Early on we were given some parenting advise that we decided that we would follow. Basically it goes something like this, "There are two areas in which children should submit to their parents until the parents are willing to hand over control. Those areas are clothing and food. Children should be able to trust their parents for both and be thankful for what they are given without complaint. When a child learn this, then they will be more secure and willing to obey on other issues."
I believe a little grace should be given according to circumstances of course. There are children with sensory issues in which certain clothing is not only uncomfortable, but a huge distraction or painful. (I am this way with turtle necks.) Likewise, some children are texture sensitive to food and gag on everything or refuse certain foods due to undetected illness or allergies.

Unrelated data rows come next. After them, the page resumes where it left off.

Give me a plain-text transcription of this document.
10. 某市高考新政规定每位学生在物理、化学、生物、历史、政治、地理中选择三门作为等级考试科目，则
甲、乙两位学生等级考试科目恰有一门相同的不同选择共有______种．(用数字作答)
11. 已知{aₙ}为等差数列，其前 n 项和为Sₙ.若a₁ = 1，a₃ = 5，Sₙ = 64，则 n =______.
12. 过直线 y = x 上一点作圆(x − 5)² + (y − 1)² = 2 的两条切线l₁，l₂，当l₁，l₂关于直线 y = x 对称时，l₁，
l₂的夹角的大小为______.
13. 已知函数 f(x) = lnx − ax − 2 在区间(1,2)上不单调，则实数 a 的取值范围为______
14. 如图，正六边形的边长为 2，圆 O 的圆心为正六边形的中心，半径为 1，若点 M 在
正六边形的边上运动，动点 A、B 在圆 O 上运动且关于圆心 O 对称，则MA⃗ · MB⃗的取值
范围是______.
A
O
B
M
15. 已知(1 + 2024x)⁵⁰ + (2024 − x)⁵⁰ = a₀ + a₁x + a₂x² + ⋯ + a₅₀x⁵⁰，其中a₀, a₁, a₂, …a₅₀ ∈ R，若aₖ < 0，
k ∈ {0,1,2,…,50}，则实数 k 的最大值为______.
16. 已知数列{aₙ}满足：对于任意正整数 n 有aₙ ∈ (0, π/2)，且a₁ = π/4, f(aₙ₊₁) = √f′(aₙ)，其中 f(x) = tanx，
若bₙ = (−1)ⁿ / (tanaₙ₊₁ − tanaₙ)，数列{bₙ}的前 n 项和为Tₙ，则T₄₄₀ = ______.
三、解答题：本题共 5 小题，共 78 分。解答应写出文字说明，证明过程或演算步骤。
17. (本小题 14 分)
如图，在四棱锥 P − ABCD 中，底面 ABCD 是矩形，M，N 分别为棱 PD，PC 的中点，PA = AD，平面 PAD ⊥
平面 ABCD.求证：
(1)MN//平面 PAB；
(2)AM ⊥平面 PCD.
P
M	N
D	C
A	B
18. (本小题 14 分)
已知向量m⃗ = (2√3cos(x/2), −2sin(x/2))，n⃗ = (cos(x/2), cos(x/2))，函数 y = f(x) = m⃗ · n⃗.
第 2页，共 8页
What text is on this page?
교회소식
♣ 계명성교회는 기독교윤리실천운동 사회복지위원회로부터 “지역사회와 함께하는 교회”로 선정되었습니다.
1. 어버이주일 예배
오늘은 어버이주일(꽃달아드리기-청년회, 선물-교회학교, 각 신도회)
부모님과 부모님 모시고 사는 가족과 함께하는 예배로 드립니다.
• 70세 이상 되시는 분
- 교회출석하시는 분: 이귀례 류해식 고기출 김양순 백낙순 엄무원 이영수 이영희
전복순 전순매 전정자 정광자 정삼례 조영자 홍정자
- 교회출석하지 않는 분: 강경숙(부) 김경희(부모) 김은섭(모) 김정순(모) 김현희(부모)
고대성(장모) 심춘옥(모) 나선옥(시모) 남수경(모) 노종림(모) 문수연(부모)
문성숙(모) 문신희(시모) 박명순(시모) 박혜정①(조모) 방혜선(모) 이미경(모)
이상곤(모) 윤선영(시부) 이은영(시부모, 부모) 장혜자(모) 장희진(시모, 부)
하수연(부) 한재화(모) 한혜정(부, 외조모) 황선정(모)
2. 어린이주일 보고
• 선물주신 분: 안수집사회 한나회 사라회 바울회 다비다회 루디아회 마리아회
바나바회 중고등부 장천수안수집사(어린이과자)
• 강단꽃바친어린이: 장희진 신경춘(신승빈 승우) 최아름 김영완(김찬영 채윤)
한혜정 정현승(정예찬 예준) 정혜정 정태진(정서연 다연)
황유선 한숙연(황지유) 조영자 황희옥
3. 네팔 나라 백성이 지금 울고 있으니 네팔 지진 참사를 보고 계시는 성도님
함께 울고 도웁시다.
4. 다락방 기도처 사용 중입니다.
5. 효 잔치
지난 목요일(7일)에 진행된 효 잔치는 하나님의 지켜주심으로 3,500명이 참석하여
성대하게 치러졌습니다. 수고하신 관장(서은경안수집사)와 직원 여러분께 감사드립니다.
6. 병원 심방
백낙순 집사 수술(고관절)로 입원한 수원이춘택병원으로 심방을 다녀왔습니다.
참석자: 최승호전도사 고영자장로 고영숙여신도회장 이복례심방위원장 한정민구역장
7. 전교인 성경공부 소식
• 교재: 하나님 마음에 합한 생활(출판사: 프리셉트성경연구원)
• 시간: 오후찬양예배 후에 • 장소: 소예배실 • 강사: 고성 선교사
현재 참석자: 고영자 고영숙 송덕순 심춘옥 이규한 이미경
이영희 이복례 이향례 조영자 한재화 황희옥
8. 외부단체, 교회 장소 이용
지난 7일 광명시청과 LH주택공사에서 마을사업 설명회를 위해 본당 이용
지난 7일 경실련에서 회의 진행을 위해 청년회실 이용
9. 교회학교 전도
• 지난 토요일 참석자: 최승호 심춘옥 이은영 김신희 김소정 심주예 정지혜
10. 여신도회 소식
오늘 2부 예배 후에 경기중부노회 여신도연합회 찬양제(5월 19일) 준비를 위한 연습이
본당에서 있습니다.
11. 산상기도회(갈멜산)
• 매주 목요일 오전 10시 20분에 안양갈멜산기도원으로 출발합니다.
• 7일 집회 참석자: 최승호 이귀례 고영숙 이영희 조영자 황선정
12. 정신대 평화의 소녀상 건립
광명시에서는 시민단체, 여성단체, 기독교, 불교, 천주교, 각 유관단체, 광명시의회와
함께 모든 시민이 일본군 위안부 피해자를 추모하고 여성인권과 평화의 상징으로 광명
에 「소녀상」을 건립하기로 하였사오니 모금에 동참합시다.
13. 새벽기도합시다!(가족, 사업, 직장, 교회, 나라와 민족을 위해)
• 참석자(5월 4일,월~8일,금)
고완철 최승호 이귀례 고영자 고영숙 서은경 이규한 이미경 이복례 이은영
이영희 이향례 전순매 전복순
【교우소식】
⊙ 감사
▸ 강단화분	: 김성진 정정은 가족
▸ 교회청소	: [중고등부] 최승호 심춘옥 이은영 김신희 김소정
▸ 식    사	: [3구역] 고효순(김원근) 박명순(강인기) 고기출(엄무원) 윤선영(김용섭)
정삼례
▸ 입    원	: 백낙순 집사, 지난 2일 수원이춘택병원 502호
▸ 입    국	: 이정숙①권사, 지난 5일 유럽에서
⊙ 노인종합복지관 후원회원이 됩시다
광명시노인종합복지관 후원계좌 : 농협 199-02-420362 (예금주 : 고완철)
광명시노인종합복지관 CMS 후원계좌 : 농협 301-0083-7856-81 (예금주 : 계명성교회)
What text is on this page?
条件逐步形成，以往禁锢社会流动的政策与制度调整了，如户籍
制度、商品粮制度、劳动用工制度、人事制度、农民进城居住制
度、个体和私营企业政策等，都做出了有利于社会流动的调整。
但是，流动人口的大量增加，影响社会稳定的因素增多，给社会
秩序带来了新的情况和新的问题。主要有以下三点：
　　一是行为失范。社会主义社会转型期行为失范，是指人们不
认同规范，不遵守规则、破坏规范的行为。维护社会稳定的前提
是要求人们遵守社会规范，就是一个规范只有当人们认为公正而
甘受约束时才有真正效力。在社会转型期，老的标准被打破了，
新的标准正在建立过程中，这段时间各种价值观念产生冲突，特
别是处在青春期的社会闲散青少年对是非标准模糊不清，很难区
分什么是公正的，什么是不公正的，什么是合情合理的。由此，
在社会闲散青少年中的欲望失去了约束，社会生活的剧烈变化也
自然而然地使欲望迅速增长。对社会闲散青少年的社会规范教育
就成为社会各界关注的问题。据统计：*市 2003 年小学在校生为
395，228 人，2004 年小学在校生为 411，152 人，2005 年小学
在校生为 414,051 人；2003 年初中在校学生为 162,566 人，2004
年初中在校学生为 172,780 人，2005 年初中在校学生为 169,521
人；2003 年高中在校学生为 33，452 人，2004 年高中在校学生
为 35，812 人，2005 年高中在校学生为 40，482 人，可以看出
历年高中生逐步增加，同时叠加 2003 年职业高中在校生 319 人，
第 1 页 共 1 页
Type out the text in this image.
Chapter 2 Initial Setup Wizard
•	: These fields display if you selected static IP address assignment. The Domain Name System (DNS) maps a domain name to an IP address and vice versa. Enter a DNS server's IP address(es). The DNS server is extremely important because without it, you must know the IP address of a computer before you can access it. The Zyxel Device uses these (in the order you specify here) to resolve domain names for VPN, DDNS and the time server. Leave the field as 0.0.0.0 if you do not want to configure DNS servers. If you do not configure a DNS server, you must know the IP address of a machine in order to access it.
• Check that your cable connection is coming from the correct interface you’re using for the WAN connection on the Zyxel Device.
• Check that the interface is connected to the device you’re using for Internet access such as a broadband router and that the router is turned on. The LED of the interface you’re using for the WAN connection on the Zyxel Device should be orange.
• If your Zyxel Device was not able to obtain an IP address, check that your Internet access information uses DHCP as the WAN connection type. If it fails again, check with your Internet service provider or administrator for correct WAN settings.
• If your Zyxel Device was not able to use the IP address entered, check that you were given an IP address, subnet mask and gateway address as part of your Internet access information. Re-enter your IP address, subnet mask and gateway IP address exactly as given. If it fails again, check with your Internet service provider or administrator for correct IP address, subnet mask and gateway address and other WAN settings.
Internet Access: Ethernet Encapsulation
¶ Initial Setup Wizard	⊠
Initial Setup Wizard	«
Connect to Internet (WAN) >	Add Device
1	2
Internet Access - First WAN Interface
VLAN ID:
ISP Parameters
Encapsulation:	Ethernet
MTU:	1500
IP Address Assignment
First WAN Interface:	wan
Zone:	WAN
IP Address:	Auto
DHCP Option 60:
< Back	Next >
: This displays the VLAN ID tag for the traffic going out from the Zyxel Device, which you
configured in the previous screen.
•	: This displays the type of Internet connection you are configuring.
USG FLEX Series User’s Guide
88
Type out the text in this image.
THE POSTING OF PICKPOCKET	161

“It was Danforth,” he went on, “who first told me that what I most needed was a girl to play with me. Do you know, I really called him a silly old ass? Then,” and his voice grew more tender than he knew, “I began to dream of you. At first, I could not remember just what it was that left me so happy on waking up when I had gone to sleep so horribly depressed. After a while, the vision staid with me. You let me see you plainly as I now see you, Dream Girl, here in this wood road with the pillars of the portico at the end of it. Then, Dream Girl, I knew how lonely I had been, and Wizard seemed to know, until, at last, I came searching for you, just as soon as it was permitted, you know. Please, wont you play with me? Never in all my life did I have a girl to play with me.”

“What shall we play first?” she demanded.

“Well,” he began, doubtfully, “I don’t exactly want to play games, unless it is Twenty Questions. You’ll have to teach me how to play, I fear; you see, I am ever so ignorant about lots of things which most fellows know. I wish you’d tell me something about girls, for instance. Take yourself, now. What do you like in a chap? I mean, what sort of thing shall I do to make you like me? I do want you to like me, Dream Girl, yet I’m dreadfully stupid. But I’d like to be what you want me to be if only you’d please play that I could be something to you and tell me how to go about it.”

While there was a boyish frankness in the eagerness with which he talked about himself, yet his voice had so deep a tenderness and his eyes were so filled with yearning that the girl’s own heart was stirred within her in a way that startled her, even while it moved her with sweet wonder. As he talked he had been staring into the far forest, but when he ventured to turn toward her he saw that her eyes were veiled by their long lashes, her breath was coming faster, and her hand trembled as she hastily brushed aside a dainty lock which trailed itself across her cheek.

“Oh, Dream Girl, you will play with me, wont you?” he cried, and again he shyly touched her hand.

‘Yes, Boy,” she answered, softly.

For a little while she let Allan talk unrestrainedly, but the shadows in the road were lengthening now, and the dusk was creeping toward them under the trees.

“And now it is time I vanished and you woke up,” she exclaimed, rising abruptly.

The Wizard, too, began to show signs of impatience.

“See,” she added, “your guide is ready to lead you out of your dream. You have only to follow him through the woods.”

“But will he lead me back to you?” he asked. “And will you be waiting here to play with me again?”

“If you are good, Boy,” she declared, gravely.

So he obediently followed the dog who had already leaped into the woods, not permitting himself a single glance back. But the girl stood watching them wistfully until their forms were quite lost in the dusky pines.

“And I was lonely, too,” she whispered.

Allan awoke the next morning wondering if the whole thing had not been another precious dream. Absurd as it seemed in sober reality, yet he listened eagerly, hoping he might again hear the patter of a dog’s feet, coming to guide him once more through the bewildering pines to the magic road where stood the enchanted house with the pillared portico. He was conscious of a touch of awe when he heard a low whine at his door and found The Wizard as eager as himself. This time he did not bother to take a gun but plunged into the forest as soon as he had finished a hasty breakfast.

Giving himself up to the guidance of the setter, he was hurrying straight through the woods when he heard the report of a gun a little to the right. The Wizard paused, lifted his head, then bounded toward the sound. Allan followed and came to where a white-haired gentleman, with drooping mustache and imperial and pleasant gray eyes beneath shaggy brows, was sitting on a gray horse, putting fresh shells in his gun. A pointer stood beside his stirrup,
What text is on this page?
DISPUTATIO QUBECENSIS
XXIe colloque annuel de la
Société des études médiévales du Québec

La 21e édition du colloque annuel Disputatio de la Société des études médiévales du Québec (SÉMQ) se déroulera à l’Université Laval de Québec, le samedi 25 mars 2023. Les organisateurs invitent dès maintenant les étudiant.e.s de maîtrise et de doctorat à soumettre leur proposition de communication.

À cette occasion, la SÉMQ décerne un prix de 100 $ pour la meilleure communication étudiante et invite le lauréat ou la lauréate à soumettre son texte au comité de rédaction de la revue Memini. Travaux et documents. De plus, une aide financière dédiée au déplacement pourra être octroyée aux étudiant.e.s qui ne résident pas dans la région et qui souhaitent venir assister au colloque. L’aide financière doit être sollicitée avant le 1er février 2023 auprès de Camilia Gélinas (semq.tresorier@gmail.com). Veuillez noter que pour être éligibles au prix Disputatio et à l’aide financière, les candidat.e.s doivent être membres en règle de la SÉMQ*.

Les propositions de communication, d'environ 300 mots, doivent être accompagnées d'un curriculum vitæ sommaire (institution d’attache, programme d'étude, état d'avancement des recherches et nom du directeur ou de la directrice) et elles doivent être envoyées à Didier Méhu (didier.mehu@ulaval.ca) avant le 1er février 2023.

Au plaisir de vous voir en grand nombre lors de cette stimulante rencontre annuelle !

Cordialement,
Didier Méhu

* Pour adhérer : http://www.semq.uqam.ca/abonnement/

I'm not talking about being legalist. "You will eat everything or else!" I'm talking about a child who learns to accept what they've been given and out of loving obedience do what they would rather not.
So to play it out practically this is how it goes around our table. The food war begins usually between 12-24 months when the baby is growing up and learning to use utensils. The stage when, about half of the food is in the tummy and the other half on the lap. Along with this independence also comes a little bit fussy eating. The favorite food gets eaten first and the rest winds up on the floor or played with.
So dad takes the utensil and begins to feed the child and the war begins. The head turns. The hand goes over the mouth. The lips are tightly sealed. Here we go.
We give a firm warning. "Say Ahh.. it's time to eat...open your mouth." No airplane games. No counting. The baby is taken to the crib, given a swat on the bottom, hugged and left in his room to cry it out.
After a few minutes the child is brought back to the table and the whole situation is replayed. We've been through this a few times and through the years so the kids have come up with a chant to encourage the little one to open his chop. It goes like this, "You can do it. You can do it. Go!!" Then they all open their mouths.
It becomes like a scene in Groundhog Day as the same thing happens over and over again. The little one is red faced and crying and we all just want it to be over.
Then, it finally happens. "You can do it. You can do it. Go!!" The child opens his mouth and takes a bite of the despised food and cheer errupt!! Usually this causes the little one to start laughing and crying at the same time. Dad continues to feed the kid until it is clear that the message has gotten through. The point isn't to eat every last morsel, but rather to accept what is given.
I know that this may seem cruel parenting to some, but for each of our kids we've only had to do it once. There are still foods that each one of the children don't like that they are required to try and eat. We usually have them eat as many bites as they are old or for the older ones we just give them a small portion on their plate.
Hopefully this will be one of the first steps in teaching them to trust and learn to enjoy what God provides.
"Therefore I tell you, do not worry about your life, what you will eat or drink; or about your body, what you will wear. Is not life more important than food, and the body more important than clothes? Look at the birds of the air; they do not sow or reap or store away in barns, and yet your heavenly Father feeds them. Are you not much more valuable than they? Who of you by worrying can add a single hour to his life?
"And why do you worry about clothes? See how the lilies of the field grow. They do not labor or spin. Yet I tell you that not even Solomon in all his splendor was dressed like one of these. If that is how God clothes the grass of the field, which is here today and tomorrow is thrown into the fire, will he not much more clothe you, O you of little faith? So do not worry, saying, 'What shall we eat?' or 'What shall we drink?' or 'What shall we wear?' For the pagans run after all these things, and your heavenly Father knows that you need them. But seek first his kingdom and his righteousness, and all these things will be given to you as well. Therefore do not worry about tomorrow, for tomorrow will worry about itself. Each day has enough trouble of its own.
"Which of you, if his son asks for bread, will give him a stone? Or if he asks for a fish, will give him a snake? If you, then, though you are evil, know how to give good gifts to your children, how much more will your Father in heaven give good gifts to those who ask him!